Feel free to use the OverloadedStrings language feature.

Bonus!

As a bonus, you can implement support for including other files, as described in the git-config man page.

Even if you decide not to implement this, we encourage you to think about how you would implement it. This is a nice example of the kinds of design questions that often arise in functional programming: on the one hand, we would like our parser to be pure, while on the other hand file inclusion requires IO.

Other information

Please ask (early!) any qualifying questions about the specification on Piazza.

You can use attoparsec and bytestring for this lab (or you can roll your own parser if you'd like). For testing, you should use hspec and/or QuickCheck.

A useful resource for learning more about parser combinator libraries like attoparsec is chapter 16 of Real World Haskell, Using Parsec. (This chapter covers Parsec, which is similar but not identical to attoparsec.
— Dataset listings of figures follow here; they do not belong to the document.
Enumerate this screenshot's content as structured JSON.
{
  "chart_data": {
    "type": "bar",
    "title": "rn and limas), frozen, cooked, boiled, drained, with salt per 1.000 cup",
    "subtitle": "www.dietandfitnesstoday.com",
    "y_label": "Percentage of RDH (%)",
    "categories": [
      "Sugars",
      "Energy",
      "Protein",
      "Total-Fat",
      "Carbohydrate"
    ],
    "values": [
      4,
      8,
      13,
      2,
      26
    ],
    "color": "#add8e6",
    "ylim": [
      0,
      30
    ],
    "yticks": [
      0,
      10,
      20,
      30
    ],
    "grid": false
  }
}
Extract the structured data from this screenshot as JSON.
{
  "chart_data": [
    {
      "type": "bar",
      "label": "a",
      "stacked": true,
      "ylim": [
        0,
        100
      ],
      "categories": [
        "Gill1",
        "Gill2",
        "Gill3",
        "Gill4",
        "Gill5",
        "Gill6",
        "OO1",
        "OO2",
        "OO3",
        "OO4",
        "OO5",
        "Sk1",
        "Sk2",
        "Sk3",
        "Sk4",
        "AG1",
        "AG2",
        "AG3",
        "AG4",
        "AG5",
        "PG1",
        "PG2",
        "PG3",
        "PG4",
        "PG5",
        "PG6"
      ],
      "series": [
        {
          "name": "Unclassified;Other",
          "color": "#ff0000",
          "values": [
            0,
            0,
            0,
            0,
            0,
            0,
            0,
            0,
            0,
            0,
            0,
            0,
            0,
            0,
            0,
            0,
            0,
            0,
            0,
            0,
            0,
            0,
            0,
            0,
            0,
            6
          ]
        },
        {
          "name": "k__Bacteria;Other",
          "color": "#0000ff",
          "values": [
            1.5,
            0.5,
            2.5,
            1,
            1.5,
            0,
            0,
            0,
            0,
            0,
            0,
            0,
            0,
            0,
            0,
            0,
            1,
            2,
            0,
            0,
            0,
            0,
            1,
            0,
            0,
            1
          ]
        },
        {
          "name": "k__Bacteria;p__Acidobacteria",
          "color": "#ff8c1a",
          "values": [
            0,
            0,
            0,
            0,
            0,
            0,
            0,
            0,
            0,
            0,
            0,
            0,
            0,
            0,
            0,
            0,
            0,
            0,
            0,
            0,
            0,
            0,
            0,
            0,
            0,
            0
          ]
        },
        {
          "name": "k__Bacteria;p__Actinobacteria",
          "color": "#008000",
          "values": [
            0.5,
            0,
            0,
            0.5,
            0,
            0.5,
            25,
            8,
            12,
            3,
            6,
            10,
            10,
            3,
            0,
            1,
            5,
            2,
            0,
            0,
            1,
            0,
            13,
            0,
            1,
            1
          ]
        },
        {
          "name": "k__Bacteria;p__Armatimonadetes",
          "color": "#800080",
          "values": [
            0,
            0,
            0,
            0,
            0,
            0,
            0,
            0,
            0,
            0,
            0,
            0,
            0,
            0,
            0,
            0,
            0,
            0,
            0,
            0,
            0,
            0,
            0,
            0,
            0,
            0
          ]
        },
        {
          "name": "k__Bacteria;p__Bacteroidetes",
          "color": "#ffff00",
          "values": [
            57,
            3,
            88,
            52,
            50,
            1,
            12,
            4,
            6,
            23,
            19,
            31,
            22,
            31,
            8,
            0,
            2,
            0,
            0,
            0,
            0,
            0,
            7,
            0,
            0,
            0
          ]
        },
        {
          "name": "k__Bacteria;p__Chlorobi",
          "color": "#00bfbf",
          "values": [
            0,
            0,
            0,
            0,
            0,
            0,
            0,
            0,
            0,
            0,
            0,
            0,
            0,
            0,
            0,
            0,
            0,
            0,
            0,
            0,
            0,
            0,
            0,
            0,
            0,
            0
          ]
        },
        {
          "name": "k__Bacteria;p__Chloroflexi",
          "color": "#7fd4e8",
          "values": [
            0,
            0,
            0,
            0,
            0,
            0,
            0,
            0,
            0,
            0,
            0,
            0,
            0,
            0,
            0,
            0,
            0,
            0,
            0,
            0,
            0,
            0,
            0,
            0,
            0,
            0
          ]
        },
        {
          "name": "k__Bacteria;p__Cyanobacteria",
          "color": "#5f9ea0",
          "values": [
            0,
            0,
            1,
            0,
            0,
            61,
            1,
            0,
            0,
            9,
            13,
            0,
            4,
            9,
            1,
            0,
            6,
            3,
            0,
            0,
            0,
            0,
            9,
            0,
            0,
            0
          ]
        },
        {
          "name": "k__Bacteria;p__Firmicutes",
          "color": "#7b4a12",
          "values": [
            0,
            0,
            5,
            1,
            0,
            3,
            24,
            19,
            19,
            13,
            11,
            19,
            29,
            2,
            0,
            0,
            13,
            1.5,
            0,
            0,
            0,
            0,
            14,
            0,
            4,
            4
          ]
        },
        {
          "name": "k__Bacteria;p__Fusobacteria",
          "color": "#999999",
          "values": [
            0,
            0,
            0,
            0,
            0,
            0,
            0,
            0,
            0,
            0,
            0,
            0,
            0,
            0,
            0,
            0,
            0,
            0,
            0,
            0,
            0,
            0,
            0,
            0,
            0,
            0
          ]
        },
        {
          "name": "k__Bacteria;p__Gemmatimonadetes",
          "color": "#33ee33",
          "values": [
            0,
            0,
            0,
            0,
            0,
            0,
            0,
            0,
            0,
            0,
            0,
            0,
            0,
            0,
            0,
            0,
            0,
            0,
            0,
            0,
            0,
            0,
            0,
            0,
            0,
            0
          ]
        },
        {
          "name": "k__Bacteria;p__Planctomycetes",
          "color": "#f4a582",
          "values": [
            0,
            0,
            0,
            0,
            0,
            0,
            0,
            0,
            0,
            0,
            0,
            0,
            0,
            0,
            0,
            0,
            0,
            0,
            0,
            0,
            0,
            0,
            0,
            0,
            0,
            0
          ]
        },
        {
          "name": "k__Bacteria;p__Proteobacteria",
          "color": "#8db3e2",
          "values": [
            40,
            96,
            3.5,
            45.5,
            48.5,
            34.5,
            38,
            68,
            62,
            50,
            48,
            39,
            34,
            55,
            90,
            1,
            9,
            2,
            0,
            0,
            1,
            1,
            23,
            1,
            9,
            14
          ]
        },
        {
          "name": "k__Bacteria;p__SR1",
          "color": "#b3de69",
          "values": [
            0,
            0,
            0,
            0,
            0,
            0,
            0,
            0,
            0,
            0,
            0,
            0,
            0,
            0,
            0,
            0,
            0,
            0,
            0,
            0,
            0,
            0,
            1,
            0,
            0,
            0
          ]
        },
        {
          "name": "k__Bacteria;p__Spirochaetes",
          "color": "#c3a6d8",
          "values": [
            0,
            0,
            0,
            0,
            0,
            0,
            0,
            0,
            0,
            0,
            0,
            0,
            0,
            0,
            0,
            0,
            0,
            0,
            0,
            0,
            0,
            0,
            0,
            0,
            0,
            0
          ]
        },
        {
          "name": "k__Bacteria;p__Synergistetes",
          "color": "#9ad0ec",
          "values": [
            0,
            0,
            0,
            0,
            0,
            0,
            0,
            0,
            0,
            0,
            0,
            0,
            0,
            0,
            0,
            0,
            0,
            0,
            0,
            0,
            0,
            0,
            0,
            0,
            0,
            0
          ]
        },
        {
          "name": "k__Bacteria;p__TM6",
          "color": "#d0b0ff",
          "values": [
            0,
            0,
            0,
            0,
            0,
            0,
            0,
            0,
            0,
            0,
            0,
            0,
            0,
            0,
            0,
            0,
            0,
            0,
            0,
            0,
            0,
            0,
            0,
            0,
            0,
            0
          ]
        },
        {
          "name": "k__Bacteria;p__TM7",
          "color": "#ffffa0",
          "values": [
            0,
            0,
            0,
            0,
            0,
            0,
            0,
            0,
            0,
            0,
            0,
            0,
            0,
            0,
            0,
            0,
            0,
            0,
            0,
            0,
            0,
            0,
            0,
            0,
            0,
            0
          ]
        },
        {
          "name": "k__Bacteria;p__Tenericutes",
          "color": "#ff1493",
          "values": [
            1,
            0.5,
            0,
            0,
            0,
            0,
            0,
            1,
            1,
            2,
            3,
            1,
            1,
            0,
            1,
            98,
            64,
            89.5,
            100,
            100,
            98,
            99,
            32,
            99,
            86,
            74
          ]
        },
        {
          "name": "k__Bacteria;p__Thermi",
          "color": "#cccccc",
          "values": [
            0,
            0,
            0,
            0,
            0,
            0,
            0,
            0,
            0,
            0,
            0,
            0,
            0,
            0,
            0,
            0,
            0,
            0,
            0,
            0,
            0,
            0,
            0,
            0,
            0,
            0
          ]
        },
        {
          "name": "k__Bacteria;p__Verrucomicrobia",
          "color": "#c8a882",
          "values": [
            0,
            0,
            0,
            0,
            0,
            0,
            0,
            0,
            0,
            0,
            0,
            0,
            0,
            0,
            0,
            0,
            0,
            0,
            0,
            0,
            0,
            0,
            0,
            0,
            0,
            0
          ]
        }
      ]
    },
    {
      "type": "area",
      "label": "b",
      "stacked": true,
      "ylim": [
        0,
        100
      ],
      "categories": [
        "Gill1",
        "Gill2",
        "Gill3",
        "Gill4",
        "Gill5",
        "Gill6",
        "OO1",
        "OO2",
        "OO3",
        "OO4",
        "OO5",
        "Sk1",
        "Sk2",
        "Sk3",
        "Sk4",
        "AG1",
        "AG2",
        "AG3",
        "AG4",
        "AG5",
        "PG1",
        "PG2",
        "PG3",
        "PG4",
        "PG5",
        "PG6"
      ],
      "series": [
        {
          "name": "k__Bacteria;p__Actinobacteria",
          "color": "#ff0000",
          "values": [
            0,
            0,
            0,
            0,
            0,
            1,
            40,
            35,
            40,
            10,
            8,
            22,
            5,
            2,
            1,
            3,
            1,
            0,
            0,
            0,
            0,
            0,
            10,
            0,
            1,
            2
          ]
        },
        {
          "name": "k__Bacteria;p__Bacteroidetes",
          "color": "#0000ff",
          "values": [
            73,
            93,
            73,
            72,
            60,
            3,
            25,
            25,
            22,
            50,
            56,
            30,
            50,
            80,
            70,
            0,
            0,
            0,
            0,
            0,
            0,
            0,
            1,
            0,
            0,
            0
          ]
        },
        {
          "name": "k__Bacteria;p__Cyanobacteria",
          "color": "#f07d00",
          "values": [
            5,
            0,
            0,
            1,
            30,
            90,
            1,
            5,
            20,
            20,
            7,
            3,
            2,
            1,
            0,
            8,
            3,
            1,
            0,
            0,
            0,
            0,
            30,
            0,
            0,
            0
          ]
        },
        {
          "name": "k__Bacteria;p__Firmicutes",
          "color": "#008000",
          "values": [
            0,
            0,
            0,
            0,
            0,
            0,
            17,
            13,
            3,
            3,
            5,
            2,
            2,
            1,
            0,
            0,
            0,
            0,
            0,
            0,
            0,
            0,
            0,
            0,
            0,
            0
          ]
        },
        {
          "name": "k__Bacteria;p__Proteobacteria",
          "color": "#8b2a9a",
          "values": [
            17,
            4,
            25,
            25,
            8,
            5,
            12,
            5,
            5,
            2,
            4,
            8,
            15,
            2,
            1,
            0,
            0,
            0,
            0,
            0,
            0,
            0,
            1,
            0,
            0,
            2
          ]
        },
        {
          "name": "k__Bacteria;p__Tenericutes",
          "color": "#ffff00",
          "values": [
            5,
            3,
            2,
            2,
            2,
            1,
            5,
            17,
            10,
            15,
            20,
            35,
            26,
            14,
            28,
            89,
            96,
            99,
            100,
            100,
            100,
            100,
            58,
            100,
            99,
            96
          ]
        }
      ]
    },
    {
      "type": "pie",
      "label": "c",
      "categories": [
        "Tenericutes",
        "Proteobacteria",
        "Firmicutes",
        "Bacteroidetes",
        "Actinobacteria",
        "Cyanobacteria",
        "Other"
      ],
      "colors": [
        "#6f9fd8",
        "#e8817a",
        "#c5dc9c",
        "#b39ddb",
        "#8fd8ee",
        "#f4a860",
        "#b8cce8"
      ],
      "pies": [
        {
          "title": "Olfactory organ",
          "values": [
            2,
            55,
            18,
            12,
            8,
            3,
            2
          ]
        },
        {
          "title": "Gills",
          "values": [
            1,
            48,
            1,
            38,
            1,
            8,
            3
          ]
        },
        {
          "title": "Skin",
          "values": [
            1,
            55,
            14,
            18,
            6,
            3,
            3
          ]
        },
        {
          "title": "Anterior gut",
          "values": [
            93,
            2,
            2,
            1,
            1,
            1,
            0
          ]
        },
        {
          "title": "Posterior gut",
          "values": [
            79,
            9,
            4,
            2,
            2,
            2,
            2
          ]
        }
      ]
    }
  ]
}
You will nevertheless find it a useful companion to the attoparsec documentation.)

Due Date

Lab 2 should be submitted by the start of class on January 27.

You have 48 hours of late days for the three labs. They are consumed in 24 hour blocks and are used automatically. After they are used, you'll have the maximum grade you can receive for a late lab reduced by 25% each day.

Stack -- Build & Test Tool

We are using the stack build tool for this course. Once getting the skeleton code, you should be able to run:

    stack setup
    stack build
    stack test
    stack exec parseini-exe

We have provided an overview of Stack here.

Provided Files

The files provided to get started are:

parseini.cabal, stack.yaml -- specifies the build system.
src/ParseIni.hs -- implement your pure parser here
src/PrettyPrintIni.hs -- implement your pretty-printer here
app/Main.hs -- implement the command line interface to your pure functions here (argument parsing, stdin/stdout handling).
test/Spec.hs -- the test harness. You need to edit this and add your own tests! We provide a few very simple ones.

PLEASE DON'T CHANGE THE INTERFACE OF THE ParseIni.hs OR PrettyPrint.hs MODULES, AS WE WILL EXPECT IT TO BE THE SAME WHEN TESTING! (Do not add any extra source files, either.)

Testing Lab 2

Some skeleton code for a test framework is provided in test/Spec.hs. You'll need to edit it to add your own tests. The test framework uses a Haskell package called hspec. Please refer to it for documentation on how to use it.

Grading

We strongly encourage you to take testing seriously and write a comprehensive test suite. Grading will be only on functionality, but we will try to give feedback on your coding style.

Submitting

First, simply type:

    stack sdist

This will generate a tar file of your code. Please don't add any extra source files without changing the tr.cabal file correspondingly. Otherwise, your submission will be broken and missing files.

Then go to upload.ghc.io and submit your work through the online form. You can resubmit as many times as you want up until the deadline.

If you have any trouble submitting on-line, then please post on Piazza or email the staff mailing .

Suggested Music

We suggest you listen to The Flaming Lips - The Soft Bulletin if you need music while programming.